APELAÇÃO CÍVEL. Ação monitória fundada em cheque prescrito. Alegada prescrição. Inocorrência. Aplicação do prazo de 05 (cinco) anos. Inteligência do artigo 206, par.5º, inc. I, do Código Civil. Comprovação da causa debendi. Desnecessidade. Documento juntado pelo réu imprestável para afastar a pretensão do autor. Sentença mantida. Recurso não provido. (TJPR - ApCiv 0888210-8; Londrina; Sexta Câmara Cível; Relª Juíza Conv. Rosana Amara Girardi Fachin; DJPR 04/06/2012; Pág. 85)
APELAÇÃO CÍVEL. MONITÓRIA. CHEQUE. PRELIMINARES DE CERCEAMENTO DE DEFESA. LITISPENDÊNCIA E PRESCRIÇÃO. INOCORRÊNCIA. Recorrente que entrega o talonário de cheques a terceiro por espontânea vontade. Ausência de cautela. Falsificação de assinatura que não prospera contra o autor da ação, terceiro de boa-fé. Resguardado eventual direito de regresso. Recurso conhecido e improvido. Não se vislumbra o cerceamento de defesa pela não produção da prova pericial, porquanto ainda que a matéria seja de direito e de fato, a prova documental apresentada é apta a formar o convencimento do julgador. A ação monitória fundada em cheque prescrito está subordinada ao prazo prescricional de 5 (cinco) anos de que trata o artigo 206, § 5º, I, do Código Civil (RESP 1011556, Rel. Ministro João Otávio de noronha, DJ de 19-2-2010). (TJSC - AC 2011.052333-7; Indaial; Primeira Câmara de Direito Comercial; Rel. Des. Salim Schead dos Santos; Julg. 24/05/2012; DJSC 04/06/2012; Pág. 230)
AÇÃO MONITÓRIA. Cheques prescritos Prescrição Inocorrência Após a fluência do prazo de prescrição da pretensão executiva, tem o credor a possibilidade de ajuizar a ação de enriquecimento prevista na Lei do Cheque, ou a ação de cobrança, que pode seguir o rito ordinário ou o monitório Prescrição da ação de cobrança em 5 anos Inteligência do art. 206, § 5º, I, do Código Civil Precedentes do STJ Súmula nº 18 da Seção de Direito Privado deste Tribunal Início do prazo na vigência do CC/1916 Termo inicial a partir da entrada em vigor do CC/2002 Art. 2.028 do CC/2002 Pretensão da autora dentro do prazo prescricional Sentença anulada Julgamento do mérito Possibilidade Causa suficientemente instruída. Art. 515, § 3º, do CPC. MONITÓRIA Cheque prescrito Discussão da causa debendi Possibilidade Cheque não circulou Agiotagem Ausência de prova. Se houve agiotagem cabia à ré demonstrar a existência do contrato de empréstimo que deu origem aos cheques cobrados e as taxas de juros extorsivas, o que não ocorreu Pagamento parcial da dívida Não comprovação. Ônus da prova que recai à ré-embargante Ré traz aos autos outros cheques supostamente emitidos em favor da autora Insuficiência. Se realmente pagou a dívida, deveria a ré ter exigido a quitação ou outro documento correspondente Ação monitória procedente. Recurso provido para afastar a prescrição e rejeitar os embargos ao mandado monitório. (TJSP - APL 9186425-70.2009.8.26.0000; Ac. 5889824; Itararé; Vigésima Câmara de Direito Privado; Rel. Des. Álvaro Torres Junior; Julg. 14/05/2012; DJESP 01/06/2012)

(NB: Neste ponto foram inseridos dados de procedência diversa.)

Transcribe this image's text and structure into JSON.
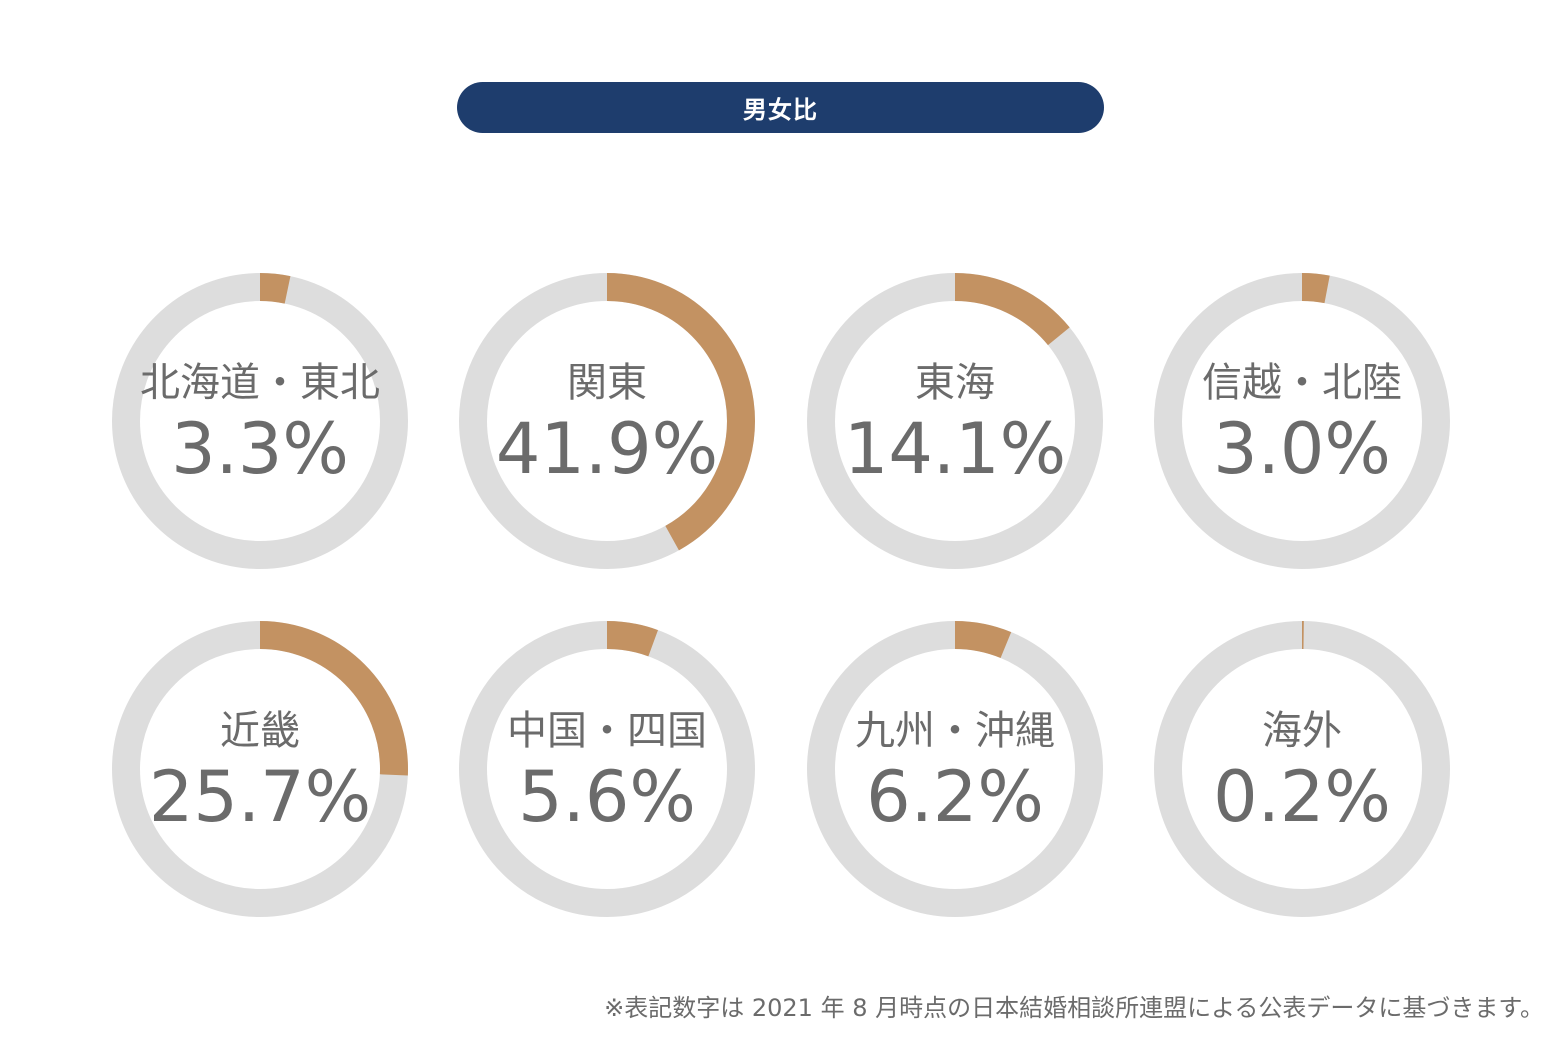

Portanto, à luz das decisões supra aludidas, ultrapassado o prazo de execução, os cheques perdem sua natureza de título de crédito, consubstanciando, tão somente, documento representativo de determinada dívida, que pode ser objeto de ação de cobrança, ou mesmo de ação monitória, essas últimas reguladas pelo prazo prescricional cinco anos, nos termos do art. 206, § 5º, inciso I, do Código Civil.

2.3. DA PRESCINDIBILIDADE DE DEMONSTRAÇÃO DA CAUSA DEBENDI

Por outro lado, de se destacar que, tratando-se de ação monitória, prescindível que o Autor comprove os fatos constitutivos de seu direito.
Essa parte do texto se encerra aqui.